Transcription factors are proteins that bind to special regions of DNA called enhancers, so as to regulate gene expression. Some transcription factors activate gene expression, while others repress it. Gene expression level is like the volume of a radio; some transcription factors turn the volume up, while others turn it down.
Scientists have investigated how activation and repression work and how to predict the level of gene expression. In the same way, by turning the volume knob of a radio, it is possible to know how loud or soft the music will be and to regulate it--except that, in this case, each transcription factor has its own volume knob all acting on the same speaker. The challenge is to understand how they all work together to produce the right volume.
Published in Nature Genetics, this study has important implications in cellular and developmental biology, with potential applications in stem cell reprogramming and regenerative medicine.
Researchers have developed a mathematical model that shows how to predictably tune gene expression. This was validated experimentally using a technique for adjusting gene expression in fruit fly embryos.

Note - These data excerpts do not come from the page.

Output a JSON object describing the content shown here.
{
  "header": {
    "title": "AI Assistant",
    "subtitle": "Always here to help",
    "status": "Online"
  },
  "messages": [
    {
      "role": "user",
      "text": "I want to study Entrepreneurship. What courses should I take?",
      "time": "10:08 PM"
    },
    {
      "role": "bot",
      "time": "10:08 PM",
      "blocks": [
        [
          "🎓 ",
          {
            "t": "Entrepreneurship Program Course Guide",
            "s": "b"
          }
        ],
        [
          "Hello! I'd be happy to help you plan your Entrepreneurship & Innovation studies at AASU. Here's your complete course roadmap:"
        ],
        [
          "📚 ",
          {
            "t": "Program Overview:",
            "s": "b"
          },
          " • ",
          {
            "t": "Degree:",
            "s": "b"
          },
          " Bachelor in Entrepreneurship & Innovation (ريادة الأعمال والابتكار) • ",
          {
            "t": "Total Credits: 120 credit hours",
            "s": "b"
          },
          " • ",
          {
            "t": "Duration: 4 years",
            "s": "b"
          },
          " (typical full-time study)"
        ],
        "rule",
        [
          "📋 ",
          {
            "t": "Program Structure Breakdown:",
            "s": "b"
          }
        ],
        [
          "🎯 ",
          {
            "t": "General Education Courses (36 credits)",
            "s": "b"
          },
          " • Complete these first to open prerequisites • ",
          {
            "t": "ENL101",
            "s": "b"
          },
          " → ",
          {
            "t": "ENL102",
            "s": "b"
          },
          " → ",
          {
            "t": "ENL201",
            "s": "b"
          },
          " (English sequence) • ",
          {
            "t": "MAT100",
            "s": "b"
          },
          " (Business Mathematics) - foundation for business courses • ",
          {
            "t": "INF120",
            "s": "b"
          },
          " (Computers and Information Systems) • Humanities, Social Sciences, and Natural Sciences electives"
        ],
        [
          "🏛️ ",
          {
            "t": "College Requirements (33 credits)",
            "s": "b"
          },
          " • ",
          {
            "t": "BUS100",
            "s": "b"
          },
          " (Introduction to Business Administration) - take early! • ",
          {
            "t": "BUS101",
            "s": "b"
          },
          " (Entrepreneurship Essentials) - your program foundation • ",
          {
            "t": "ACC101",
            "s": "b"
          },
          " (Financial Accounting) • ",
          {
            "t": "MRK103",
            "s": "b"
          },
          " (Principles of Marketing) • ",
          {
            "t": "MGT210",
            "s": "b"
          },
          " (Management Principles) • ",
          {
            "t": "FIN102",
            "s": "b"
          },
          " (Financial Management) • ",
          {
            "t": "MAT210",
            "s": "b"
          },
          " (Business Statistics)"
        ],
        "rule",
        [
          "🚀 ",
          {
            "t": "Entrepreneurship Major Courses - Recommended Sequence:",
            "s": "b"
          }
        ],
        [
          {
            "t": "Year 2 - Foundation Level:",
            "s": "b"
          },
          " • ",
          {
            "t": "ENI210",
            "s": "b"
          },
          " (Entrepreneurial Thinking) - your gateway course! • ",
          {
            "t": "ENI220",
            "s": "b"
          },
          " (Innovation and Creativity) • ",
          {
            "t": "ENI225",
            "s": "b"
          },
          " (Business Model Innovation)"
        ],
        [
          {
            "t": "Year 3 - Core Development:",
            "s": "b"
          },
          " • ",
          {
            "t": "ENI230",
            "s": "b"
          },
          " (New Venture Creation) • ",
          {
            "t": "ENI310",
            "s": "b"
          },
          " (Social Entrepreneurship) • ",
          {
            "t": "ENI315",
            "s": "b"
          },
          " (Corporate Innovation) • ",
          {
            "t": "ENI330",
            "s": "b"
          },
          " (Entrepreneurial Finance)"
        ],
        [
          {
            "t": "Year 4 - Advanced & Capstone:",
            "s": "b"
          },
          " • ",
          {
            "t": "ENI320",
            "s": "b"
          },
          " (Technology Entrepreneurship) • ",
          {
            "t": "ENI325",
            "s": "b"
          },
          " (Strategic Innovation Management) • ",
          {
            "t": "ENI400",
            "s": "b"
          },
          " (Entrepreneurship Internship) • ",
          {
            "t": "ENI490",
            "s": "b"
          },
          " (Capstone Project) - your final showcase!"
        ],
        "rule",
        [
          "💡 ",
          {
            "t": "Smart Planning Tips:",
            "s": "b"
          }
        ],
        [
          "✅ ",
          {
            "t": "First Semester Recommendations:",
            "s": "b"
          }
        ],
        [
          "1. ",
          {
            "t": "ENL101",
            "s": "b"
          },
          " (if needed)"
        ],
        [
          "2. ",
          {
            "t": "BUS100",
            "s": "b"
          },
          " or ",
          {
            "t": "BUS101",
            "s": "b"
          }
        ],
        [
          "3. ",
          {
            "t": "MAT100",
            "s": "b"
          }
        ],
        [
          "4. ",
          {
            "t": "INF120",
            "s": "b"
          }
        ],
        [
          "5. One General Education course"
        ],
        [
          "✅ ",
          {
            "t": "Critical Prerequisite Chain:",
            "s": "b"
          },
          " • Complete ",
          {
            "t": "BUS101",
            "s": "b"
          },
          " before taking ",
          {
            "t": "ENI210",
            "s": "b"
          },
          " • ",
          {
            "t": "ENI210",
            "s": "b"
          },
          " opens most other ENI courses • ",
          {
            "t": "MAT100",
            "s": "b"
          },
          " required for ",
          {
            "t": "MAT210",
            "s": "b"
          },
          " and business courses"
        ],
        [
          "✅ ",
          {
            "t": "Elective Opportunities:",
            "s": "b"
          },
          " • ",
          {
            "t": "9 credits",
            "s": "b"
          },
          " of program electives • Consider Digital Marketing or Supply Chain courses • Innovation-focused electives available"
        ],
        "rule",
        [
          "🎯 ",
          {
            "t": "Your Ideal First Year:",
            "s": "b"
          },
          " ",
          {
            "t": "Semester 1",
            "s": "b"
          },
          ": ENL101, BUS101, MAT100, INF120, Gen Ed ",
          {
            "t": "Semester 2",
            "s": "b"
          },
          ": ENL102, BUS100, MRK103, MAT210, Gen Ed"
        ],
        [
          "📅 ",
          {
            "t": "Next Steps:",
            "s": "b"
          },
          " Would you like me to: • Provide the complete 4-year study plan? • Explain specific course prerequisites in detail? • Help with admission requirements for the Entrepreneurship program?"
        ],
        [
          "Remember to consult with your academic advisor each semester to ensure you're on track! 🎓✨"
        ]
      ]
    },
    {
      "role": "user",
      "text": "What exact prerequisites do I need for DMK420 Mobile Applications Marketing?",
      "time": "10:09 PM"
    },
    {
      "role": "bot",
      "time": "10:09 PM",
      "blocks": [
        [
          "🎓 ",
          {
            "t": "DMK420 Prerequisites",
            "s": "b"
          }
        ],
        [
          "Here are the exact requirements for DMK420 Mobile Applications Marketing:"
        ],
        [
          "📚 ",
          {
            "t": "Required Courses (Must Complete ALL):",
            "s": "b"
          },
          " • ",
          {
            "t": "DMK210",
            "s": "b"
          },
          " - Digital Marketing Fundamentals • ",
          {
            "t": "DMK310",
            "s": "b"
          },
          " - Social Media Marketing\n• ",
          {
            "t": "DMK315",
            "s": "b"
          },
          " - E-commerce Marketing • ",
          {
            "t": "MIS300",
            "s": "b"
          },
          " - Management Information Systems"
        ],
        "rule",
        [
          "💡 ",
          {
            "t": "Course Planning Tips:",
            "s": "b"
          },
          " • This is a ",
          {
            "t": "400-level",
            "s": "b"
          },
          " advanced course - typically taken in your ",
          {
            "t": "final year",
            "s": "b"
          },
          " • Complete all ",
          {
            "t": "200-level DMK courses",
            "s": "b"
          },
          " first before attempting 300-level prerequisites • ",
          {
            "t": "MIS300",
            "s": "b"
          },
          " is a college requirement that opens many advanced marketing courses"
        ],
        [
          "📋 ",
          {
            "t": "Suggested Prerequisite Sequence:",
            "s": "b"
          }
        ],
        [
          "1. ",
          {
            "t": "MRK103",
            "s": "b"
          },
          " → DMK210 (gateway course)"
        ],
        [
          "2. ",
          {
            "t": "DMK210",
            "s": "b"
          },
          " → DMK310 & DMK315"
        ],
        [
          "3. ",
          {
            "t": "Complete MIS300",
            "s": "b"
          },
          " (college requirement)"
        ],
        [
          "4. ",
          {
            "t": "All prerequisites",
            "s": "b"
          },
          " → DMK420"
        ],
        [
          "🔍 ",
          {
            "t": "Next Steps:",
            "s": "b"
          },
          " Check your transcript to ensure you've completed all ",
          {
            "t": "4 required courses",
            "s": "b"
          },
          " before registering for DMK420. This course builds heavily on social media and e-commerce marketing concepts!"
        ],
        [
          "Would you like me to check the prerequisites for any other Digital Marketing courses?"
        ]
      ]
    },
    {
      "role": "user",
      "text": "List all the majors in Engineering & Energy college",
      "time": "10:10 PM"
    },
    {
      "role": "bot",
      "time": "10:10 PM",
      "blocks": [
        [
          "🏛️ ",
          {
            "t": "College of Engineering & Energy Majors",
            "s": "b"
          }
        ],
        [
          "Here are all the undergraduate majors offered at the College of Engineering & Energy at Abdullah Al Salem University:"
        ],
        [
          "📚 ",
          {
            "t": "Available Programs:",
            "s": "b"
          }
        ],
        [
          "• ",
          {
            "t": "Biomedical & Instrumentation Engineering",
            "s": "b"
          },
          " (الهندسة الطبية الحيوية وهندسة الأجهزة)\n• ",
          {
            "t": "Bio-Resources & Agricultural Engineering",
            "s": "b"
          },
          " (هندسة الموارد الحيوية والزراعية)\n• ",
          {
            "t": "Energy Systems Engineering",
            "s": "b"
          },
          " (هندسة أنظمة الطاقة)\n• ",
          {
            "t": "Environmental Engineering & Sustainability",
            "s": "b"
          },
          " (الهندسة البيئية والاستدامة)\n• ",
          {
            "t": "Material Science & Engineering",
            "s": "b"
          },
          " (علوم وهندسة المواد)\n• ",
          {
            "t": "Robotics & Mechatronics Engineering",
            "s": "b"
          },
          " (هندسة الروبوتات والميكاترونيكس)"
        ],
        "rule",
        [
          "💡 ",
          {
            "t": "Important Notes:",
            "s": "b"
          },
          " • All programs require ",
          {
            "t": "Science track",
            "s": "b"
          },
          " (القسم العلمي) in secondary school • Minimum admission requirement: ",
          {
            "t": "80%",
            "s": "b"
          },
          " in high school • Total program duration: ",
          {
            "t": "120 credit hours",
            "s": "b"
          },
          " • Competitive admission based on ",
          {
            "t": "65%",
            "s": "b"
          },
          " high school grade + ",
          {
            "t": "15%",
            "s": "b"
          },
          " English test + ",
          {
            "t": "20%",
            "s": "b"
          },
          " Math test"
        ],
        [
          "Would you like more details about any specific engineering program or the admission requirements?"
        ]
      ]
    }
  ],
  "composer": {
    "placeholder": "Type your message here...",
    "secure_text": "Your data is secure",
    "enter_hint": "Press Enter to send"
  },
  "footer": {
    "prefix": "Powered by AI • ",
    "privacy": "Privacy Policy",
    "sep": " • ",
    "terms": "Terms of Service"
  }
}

Scientists applied a new mathematical model that does not require information about the number and position of transcription factors binding to the enhancer, which would be like knowing the inner workings of the radio. Instead, the model correctly predicts the final volume only by knowing how the volume knobs are turned. These predictions were tested experimentally using artificial transcription factors that activate and repress gene expression with different strengths.
Scientists worked with fruit fly (Drosophila melanogaster) early stage embryos. The mathematical model shows that expression of genes that determine segmentation of the fruit fly body from head to tail is tunable. Experimental results match the model's prediction, showing that artificial activators and repressors can increase and decrease gene expression gradually in a way that is controllable and reproducible. This is like attaching yet another volume knob to the radio and finding that it works in concert with the existing knobs. Beyond gene expression level, the model was also able to predict in which location in the embryo, for example ventral or dorsal, the gene would be expressed.
This study also shows that enhancers can acquire new activators and repressors quite flexibly. "We are moving away from having to use an on/off model of gene expression to understand how cell types are specified. Advances in quantitative biology at the single-cell level, like quantitative imaging and RNA sequencing, together with mathematical models, now give biologists the tools they need to delve into the intricacies of gene expression tuning and to predictably manipulate the cell," concludes the author.